Overview of Chubb Business
Chubb is a full-service provider of fire and electronic security services, including integrated system sales, design, installation, service and monitoring. With an over 200-year history, Chubb is an internationally-recognized brand with approximately 13,000 employees and a presence in 17 countries. Chubb has leading life safety services market positions in France, the U.K., Australia, Canada, Hong Kong and the Netherlands, based on market research.
Like APi, Chubb provides end-to-end services including design and installation, service and maintenance and monitoring through its life safety and security services businesses. Chubb’s life safety services offerings include detection and alarm systems, fire protection equipment, fire suppression systems and water mist systems. Chubb’s security services offerings include integrated security solutions, monitoring, video verification and remote guarding, intruder detection and access control. The Chubb Business enjoys a well-diversified customer mix across geographies, end markets and customer type. For 2020, Chubb’s top six geographic markets accounted for approximately 90% of its revenue.
We believe that the Chubb Business is complementary to our existing life safety business, including the recurring, predictable revenue nature of the business. With a focus on service, according to Chubb’s estimates, historically over 60% of the Chubb Business revenue has been recurring in nature, which we expect will support our goal of increasing the mix of our service revenue as a proportion of net revenues to 50% or greater. We expect that the Chubb Acquisition will increase our safety services offerings.
The Chubb Business supports the customer’s life cycle, including through (1) the design and installation phase which establishes the foundation for future recurring revenue and additional pull-through revenue opportunities through future upgrades and repair, (2) ongoing service, maintenance and updating of systems through multi-year service contracts with recurring revenue opportunities and frequent customer interaction and (3) 24/7 secure remote monitoring through a network of monitoring centers. By committing to an investment in and support of the Chubb team, we expect to drive improvements in the Chubb Business and realize an enhanced financial profile consistent with our existing life safety business.
With its low capital intensive business, strong historical free cash flow conversion and recurring revenue business model, we believe that the Chubb Business offers compelling synergies and will serve as an enhanced services platform for growth and margin expansion, including complementary offerings and cross-selling opportunities among our existing businesses, consistent with our organic growth strategy. We plan to drive operational improvements and reinvest free cash flow, which we expect will lead to increased stockholder value. Following the Chubb Acquisition, we expect our near-term capital allocation plan will focus on deleveraging through an asset-light, high free cash flow conversion operating model and have a goal of returning to below 3.0 times net leverage quickly. There can be no assurance that we will achieve this goal.
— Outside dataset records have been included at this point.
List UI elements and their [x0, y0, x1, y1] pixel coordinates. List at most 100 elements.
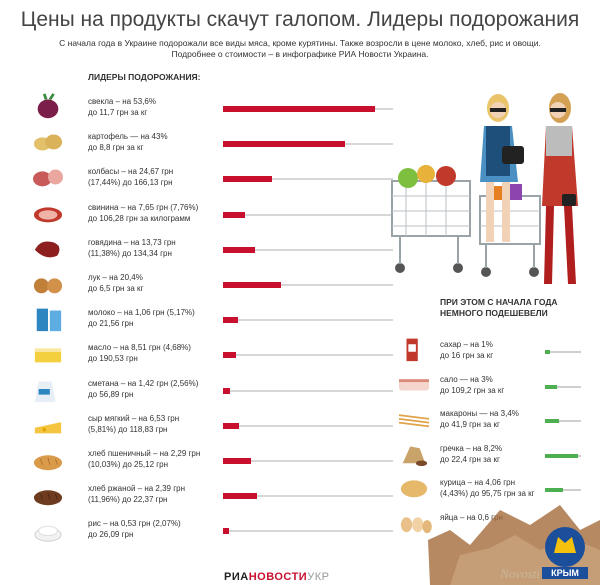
leader-label-line-1: сметана – на 1,42 грн (2,56%) [88, 378, 199, 388]
pasta-icon [394, 402, 434, 437]
leader-label-line-1: свекла – на 53,6% [88, 97, 156, 106]
cheaper-label-line-2: до 109,2 грн за кг [440, 385, 505, 395]
cheaper-bar [545, 384, 557, 389]
leader-bar [223, 282, 281, 288]
cheaper-label-line-2: до 22,4 грн за кг [440, 454, 500, 464]
leader-label-line-1: молоко – на 1,06 грн (5,17%) [88, 308, 195, 318]
leader-bar [223, 211, 245, 218]
cheaper-label: макароны — на 3,4% до 41,9 грн за кг [440, 408, 519, 430]
cart-left-icon [391, 165, 471, 273]
leader-bar-track [223, 213, 393, 216]
cheaper-bar-track [545, 420, 581, 422]
leader-label-line-2: до 11,7 грн за кг [88, 108, 148, 117]
leader-label-line-2: до 190,53 грн [88, 354, 138, 364]
cheaper-label: яйца – на 0,6 грн [440, 512, 503, 523]
leader-label: лук – на 20,4% до 6,5 грн за кг [88, 272, 143, 294]
leader-label-line-2: до 6,5 грн за кг [88, 284, 144, 293]
cheaper-label-line-1: сахар – на 1% [440, 340, 493, 349]
cheaper-label: сахар – на 1% до 16 грн за кг [440, 339, 493, 361]
leader-label: сметана – на 1,42 грн (2,56%) до 56,89 гр… [88, 378, 198, 400]
rye-bread-icon [28, 479, 68, 514]
cheaper-heading-line-2: НЕМНОГО ПОДЕШЕВЕЛИ [440, 308, 548, 318]
rice-icon [28, 514, 68, 549]
subtitle-line-2: Подробнее о стоимости – в инфографике РИ… [171, 49, 429, 59]
leader-label-line-2: (11,38%) до 134,34 грн [88, 248, 172, 258]
page-subtitle: С начала года в Украине подорожали все в… [40, 38, 560, 60]
leader-bar-track [223, 284, 393, 286]
cheaper-bar [545, 453, 578, 458]
leader-label-line-1: хлеб пшеничный – на 2,29 грн [88, 449, 201, 458]
leader-bar-track [223, 248, 393, 251]
leader-label: масло – на 8,51 грн (4,68%) до 190,53 грн [88, 342, 191, 364]
woman-right-icon [542, 93, 578, 284]
leader-label: хлеб пшеничный – на 2,29 грн (10,03%) до … [88, 448, 200, 470]
leader-label-line-2: (17,44%) до 166,13 грн [88, 178, 173, 188]
cheaper-label-line-2: до 41,9 грн за кг [440, 420, 500, 429]
leader-bar-track [223, 530, 393, 533]
leader-label-line-2: до 8,8 грн за кг [88, 143, 144, 153]
leader-label-line-2: до 106,28 грн за килограмм [88, 213, 191, 223]
leader-bar-track [223, 178, 393, 181]
onion-icon [28, 268, 68, 303]
cheaper-label: гречка – на 8,2% до 22,4 грн за кг [440, 443, 502, 465]
leader-bar-track [223, 389, 393, 392]
ria-logo-part-2: НОВОСТИ [248, 571, 308, 583]
chicken-icon [394, 471, 434, 506]
leader-label-line-2: до 21,56 грн [88, 319, 134, 329]
cheaper-bar-track [545, 385, 581, 388]
leader-bar [223, 458, 252, 464]
leader-bar [223, 106, 375, 112]
cheaper-label-line-2: (4,43%) до 95,75 грн за кг [440, 489, 535, 498]
leader-label-line-1: лук – на 20,4% [88, 273, 143, 282]
sugar-icon [394, 333, 434, 368]
leader-bar [223, 528, 229, 535]
leader-label: рис – на 0,53 грн (2,07%) до 26,09 грн [88, 518, 181, 540]
leader-bar [223, 246, 256, 253]
leader-bar [223, 317, 238, 324]
ria-logo-part-1: РИА [224, 571, 249, 583]
cheaper-bar-track [545, 489, 581, 491]
leader-bar-track [223, 495, 393, 498]
leader-label: свекла – на 53,6% до 11,7 грн за кг [88, 96, 156, 118]
leader-label: картофель — на 43% до 8,8 грн за кг [88, 131, 168, 153]
leader-label-line-2: до 26,09 грн [88, 530, 134, 540]
cheaper-heading: ПРИ ЭТОМ С НАЧАЛА ГОДА НЕМНОГО ПОДЕШЕВЕЛ… [440, 297, 558, 319]
leader-bar [223, 387, 231, 394]
leader-label: сыр мягкий – на 6,53 грн (5,81%) до 118,8… [88, 413, 179, 435]
beet-icon [28, 92, 68, 127]
leader-label-line-1: свинина – на 7,65 грн (7,76%) [88, 202, 199, 212]
leader-bar [223, 141, 345, 148]
krym-logo: КРЫМ [542, 527, 588, 579]
buckwheat-icon [394, 437, 434, 472]
ria-logo-part-3: УКР [307, 571, 330, 583]
leader-bar [223, 176, 273, 183]
ria-novosti-logo: РИАНОВОСТИУКР [224, 571, 329, 583]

We believe that Chubb’s experienced management team fosters a performance and entrepreneurial leadership culture that is aligned with APi’s values and complements our leadership development mindset. We plan to integrate and enhance the combined culture and values to bring out the best of the combined organization.
Private Placement
On January 3, 2022, we issued and sold, for an aggregate purchase price of $800 million, 800,000 shares of our newly created Series B Preferred Stock at a price of $1,000 per share, of which (i) 592,610 shares of Series B Preferred Stock were issued and sold to Juno Lower Holdings L.P. (“Juno”, assignee of Blackstone Juno Holdings L.P. (f/k/a BTO Juno Holdings L.P.)) and 7,390 shares of Series B Preferred Stock were issued and sold to FD Juno Holdings L.P. (“FD Juno”, assignee of Blackstone Tactical Opportunities Fund – FD L.P., and, together with Juno, the “Blackstone Purchasers”), respectively, each an investment vehicle of funds affiliated with Blackstone Inc. (collectively, “Blackstone”), for an aggregate purchase price of $600 million pursuant to a Securities Purchase Agreement, dated as of July 26, 2021 (the “Blackstone Securities Purchase Agreement”) and (ii) 196,000 shares of Series B Preferred Stock were issued and sold to Viking Global Equities Master Ltd. (“VGEM”) and 4,000 shares of Series B Preferred Stock were issued and sold to Viking Global Equities II LP (“VGE” and, together with VGEM, the “Viking Purchasers”, and together with the Blackstone Purchasers, the “Purchasers”) for an aggregate purchase price of $200 million pursuant to a Securities Purchase Agreement, dated as of July 26, 2021 (the “Viking Securities Purchase Agreement” and, together with the Blackstone Securities Purchase Agreement, the “Securities Purchase Agreements”).